In due facevano il palo, altri tenevano e poi tutti a colpire con calci, pugni e bastone: una vera e propria spedizione punitiva in piena regola, per un contrasto fra detenuti, sfocia in un brutale pestaggio. Undici detenuti, molti dei quali particolarmente noti per le vicende giudiziarie nelle quali sono rimasti coinvolti negli ultimi anni, finiscono a processo. La prima udienza sarà in programma, davanti al giudice Giuseppe Sciarrotta, il 6 giugno. 

Si tratta di: Diego Pelonero, 45 anni, di Licata; Gianluca Scaccia, 35 anni, di Canicattì; Valerio Renna, 27 anni, di Misterbianco; Fabio Pastore, 41 anni, di Catania; Giuseppe Meli, 46 anni, di Camastra; Giancarlo Egitto, 50 anni, di Catania; Vincenzo Furia, 55 anni, di Canicattì; Francesco Costa, 34 anni, di Ragusa; Giovanni Crescenti, 45 anni, di Messina; Claudio Musso, 51 anni, di Noto e Calogero Antona, 48 anni, di Licata. 

Le imputazioni contestate sono di lesioni aggravate, minacce e danneggiamento. Pelonero, Scaccia, Renna, Pastore, Meli, Egitto, Furia, Costa, Crescenti e Musso, in particolare, sono accusati di lesioni aggravate. L’aggressione sarebbe avvenuta il 17 ottobre del 2017 all’interno del carcere di contrada Petrusa ad Agrigento dove tutti erano detenuti per vari reati. Un gruppetto si sarebbe riunito in una camera detentiva per mettere a segno un vero e proprio agguato ai danni di un recluso. I motivi del contrasto non sarebbero stati del tutto messi a fuoco. Costa, con una scusa, lo avrebbe accompagnato in quella sorta di “vicolo cieco” del carcere dove nessuno avrebbe potuto vederli. A quel punto, secondo la ricostruzione dell’episodio, Musso avrebbe cercato di tenere chiuso il blindo per non fare fuggire la vittima predestinata e altri due del gruppo – Meli e Pelonero – avrebbero fatto da “palo” assicurandosi che nessuno delle guardie carcerarie o altri detenuti in grado di testimoniare potessero arrivare. Il primo a colpire, usando un bastone, sarebbe stato Scaccia, pastore che si trovava là perché accusato di avere sparato, pochi mesi prima, all’ex marito della sua nuova compagna per timore che lo stesso potesse tornare a intrattenere una relazione con lei. 

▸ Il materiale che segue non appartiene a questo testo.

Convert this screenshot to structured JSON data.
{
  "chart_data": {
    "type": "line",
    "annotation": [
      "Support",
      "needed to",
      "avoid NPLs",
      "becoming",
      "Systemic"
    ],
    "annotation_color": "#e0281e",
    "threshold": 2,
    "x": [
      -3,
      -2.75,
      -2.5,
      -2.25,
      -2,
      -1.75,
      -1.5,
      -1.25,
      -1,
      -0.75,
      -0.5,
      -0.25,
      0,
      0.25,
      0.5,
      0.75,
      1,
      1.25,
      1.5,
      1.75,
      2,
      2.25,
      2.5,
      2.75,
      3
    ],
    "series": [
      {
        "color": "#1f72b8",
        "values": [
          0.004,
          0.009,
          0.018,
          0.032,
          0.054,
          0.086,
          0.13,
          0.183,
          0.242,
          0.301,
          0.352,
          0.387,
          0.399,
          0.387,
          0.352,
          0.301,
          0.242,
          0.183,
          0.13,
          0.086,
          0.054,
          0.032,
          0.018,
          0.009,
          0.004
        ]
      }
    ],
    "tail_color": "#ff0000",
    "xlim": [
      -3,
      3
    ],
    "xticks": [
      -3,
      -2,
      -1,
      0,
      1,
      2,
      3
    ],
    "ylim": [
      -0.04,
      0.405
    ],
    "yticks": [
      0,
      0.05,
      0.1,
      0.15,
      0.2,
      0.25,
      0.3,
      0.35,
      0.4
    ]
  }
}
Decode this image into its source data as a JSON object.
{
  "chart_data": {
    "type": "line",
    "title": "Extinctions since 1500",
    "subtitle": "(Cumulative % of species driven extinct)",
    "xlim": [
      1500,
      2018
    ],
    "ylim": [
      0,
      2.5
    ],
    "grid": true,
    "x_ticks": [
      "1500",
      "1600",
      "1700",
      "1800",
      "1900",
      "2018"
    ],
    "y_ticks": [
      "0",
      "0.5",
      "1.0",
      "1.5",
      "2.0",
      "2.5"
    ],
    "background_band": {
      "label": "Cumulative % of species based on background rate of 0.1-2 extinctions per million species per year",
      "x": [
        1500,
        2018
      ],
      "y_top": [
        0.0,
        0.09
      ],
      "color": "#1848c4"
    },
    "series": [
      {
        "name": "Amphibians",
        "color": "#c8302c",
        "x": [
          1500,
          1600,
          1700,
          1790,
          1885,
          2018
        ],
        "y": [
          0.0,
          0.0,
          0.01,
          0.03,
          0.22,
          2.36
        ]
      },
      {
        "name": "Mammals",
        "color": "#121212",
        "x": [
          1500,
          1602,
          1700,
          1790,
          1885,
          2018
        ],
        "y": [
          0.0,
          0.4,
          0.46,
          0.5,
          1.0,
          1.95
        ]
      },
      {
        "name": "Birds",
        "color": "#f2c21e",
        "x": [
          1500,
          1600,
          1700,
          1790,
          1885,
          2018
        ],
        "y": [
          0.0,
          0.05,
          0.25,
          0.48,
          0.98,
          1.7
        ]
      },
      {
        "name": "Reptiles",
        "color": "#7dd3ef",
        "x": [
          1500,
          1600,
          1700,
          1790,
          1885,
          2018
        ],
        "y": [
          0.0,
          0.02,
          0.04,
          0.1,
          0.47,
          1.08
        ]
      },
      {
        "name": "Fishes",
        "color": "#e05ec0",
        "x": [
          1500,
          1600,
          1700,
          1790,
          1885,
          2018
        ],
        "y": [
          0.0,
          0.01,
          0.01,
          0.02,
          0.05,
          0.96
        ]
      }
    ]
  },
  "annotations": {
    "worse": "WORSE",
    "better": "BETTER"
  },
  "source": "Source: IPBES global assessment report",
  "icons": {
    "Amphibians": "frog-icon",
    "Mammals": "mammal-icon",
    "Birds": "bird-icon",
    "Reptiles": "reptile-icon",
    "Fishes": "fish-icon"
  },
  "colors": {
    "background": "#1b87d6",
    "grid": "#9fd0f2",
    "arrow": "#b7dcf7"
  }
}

Fra i protagonisti della spedizione punitiva c’è pure Giuseppe Meli, in quel periodo detenuto per ricettazione e possesso illegale di armi e indagato nell’inchiesta antimafia Vultur in cui il padre e il fratello sono stati condannati con l’accusa di avere gestito la famiglia mafiosa di Camastra.